I ended off in my previous post with saying how I started internalizing ‘pats on the back’ – in that, if I felt I had done something well, I would ‘congratulate myself’ and ‘feel proud about myself’ in relation to what I’d done. As well as the other side of trying to hide the mistakes I made, not only from others, but from myself as well.

Now, where I find the Prideful Character to be most apparent is in moments where someone makes a suggestion to me or points out that something I did could have been done differently. How I experience my reactions in such moments it that there is a sudden jolt of anxiety in my solar plexus area, as though the anxiety is coming from all over my body and centers in the solar plexus. And, you know, how anxiety is experienced like a ‘current’ – like a wild river suddenly rushing in – well, with the anxiety centering in my solar plexus, I first experience it as that fast moving energy, but only for a split second – and then it’s like I harden it into a rock. Like – if you’d have molten lava, and pour icy water of it and then it turns to hard rock. So, in those moments, there is first anxiety, which I then immediately transmute into that hardness/toughness, which you can call stubbornness, arrogance, righteousness. And then, from within that experience, I reply with justifications.

Now, this reaction pattern moves very fast and very automated. I had previously looked at the point, but there was a dimension I was missing. In opening up the Prideful character, I saw a new dimension. I had already seen the point of taking it personally, the fear of making mistakes, the self-judgment and the polarization from inferiority to superiority – but there is a specific dynamic that I had overlooked. And that dynamic is that – the action for which a person is giving me suggestions/comments/criticism – I had already congratulated myself on that, I had already classified it as a good thing or the right thing to do, and from there, given myself a pat on the back for doing that – and then, of course, I felt proud about myself. So, afterwards, in someone suggesting I could/should have done it differently – I’d feel I have to ‘give back’ that ‘pat on the back’ that I gave myself – and… well… I didn’t want to – lol. In slowing down the experience, there’s a thought of ‘no, no, no! I already made myself feel proud over that decision/action, I already validated myself through that – no, I don’t want to reconsider that at all!’
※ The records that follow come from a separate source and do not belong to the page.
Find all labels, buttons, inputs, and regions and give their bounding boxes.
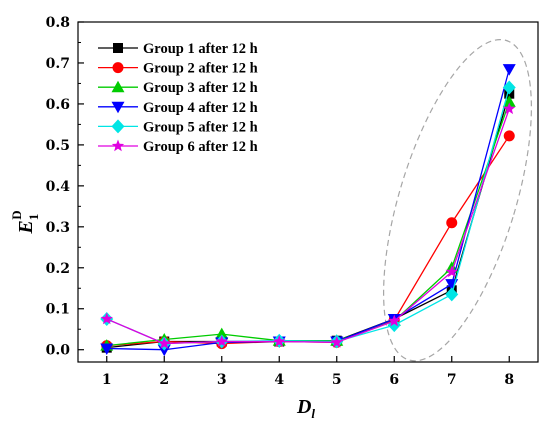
y-tick-label: 0.2 xyxy=(46,261,70,277)
x-tick-label: 2 xyxy=(159,372,169,388)
legend-swatch-marker xyxy=(111,80,125,93)
y-tick-label: 0.7 xyxy=(46,56,70,72)
data-point xyxy=(100,312,113,325)
legend-item: Group 1 after 12 h xyxy=(98,41,258,57)
data-point xyxy=(273,335,286,347)
series-line xyxy=(106,108,510,345)
data-point xyxy=(502,80,516,95)
data-point xyxy=(330,335,343,348)
legend-swatch-marker xyxy=(111,119,125,134)
legend-swatch-marker xyxy=(111,139,125,152)
legend-item: Group 2 after 12 h xyxy=(98,61,258,77)
legend-swatch-marker xyxy=(113,43,123,53)
data-point xyxy=(445,287,459,302)
plot-frame xyxy=(77,21,539,363)
y-tick-label: 0.8 xyxy=(46,15,70,31)
y-tick-label: 0.1 xyxy=(46,302,70,318)
y-tick-label: 0.4 xyxy=(46,179,71,195)
y-axis-title: E1D xyxy=(9,210,41,234)
x-axis-title: Dl xyxy=(296,396,315,421)
data-point xyxy=(215,335,228,347)
series-line xyxy=(106,135,510,347)
data-point xyxy=(158,337,171,349)
y-tick-label: 0.0 xyxy=(46,343,71,359)
legend-item: Group 3 after 12 h xyxy=(98,80,258,96)
data-point xyxy=(100,343,114,355)
legend-label: Group 4 after 12 h xyxy=(143,100,258,116)
x-tick-label: 4 xyxy=(274,372,284,388)
x-axis-title-sub: l xyxy=(311,406,315,421)
legend: Group 1 after 12 h Group 2 after 12 h Grou… xyxy=(98,41,258,155)
legend-label: Group 6 after 12 h xyxy=(143,139,258,155)
x-tick-label: 1 xyxy=(102,372,112,388)
data-point xyxy=(215,327,229,340)
data-point xyxy=(502,95,516,107)
y-tick-label: 0.5 xyxy=(46,138,70,154)
data-point xyxy=(502,64,516,76)
y-axis-title-main: E xyxy=(15,220,37,234)
x-axis-title-main: D xyxy=(296,396,311,418)
legend-swatch-marker xyxy=(111,101,125,114)
data-point xyxy=(388,314,401,327)
y-axis-title-sup: D xyxy=(9,210,24,219)
data-point xyxy=(446,217,458,229)
legend-label: Group 1 after 12 h xyxy=(143,41,258,57)
legend-label: Group 5 after 12 h xyxy=(143,119,258,135)
series-group xyxy=(100,102,516,349)
legend-label: Group 2 after 12 h xyxy=(143,61,258,77)
series-group xyxy=(101,130,515,352)
x-tick-label: 8 xyxy=(504,372,514,388)
x-tick-label: 5 xyxy=(332,372,342,388)
x-tick-label: 6 xyxy=(389,372,399,388)
data-point xyxy=(445,265,458,278)
y-tick-label: 0.3 xyxy=(46,220,70,236)
y-tick-label: 0.6 xyxy=(46,97,70,113)
y-axis-title-sub: 1 xyxy=(26,214,41,221)
data-point xyxy=(503,130,515,142)
highlight-ellipse xyxy=(383,38,532,362)
legend-item: Group 4 after 12 h xyxy=(98,100,258,116)
legend-label: Group 3 after 12 h xyxy=(143,80,258,96)
x-tick-label: 7 xyxy=(447,372,457,388)
legend-swatch-marker xyxy=(112,62,124,74)
legend-item: Group 6 after 12 h xyxy=(98,139,258,155)
x-tick-label: 3 xyxy=(217,372,227,388)
data-point xyxy=(503,102,516,115)
legend-item: Group 5 after 12 h xyxy=(98,119,258,135)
And of course, herein I am completely limiting myself – because all I want to do is stick to my opinion, the perception I had of myself in the past in terms of what I did and what I considered within making that decision/performing that action. I am unwilling to re-evaluate myself – let alone take responsibility for my mistakes.

If I allow myself to stick to that stance within myself, of righteousness, stubbornness, arrogance – then we get to that ‘other meaning’ of the word ‘pride’ – where a person takes on a stance of superiority to justify what self is doing, in spite of what is common sense or best for all. And so we’ve come full circle in the base design of ‘Pride’ and how it starts off seemingly innocent - ‘just a pat on the back’, but dependent on one’s relationship with these gestures – one can develop pride in the sense of arrogance, righteousness, spitefulness, self-centeredness and total disregard for others – which, fascinatingly, are characteristics described to whom? To female villains! Have a look at the evil queen in Snow White, the evil witch in Sleeping Beauty, the evil step mother in Cinderella – each of them are the Characterization of PRIDE – look at the stance, look at the facial expressions, look at the obsessions – they are all expressions of pride.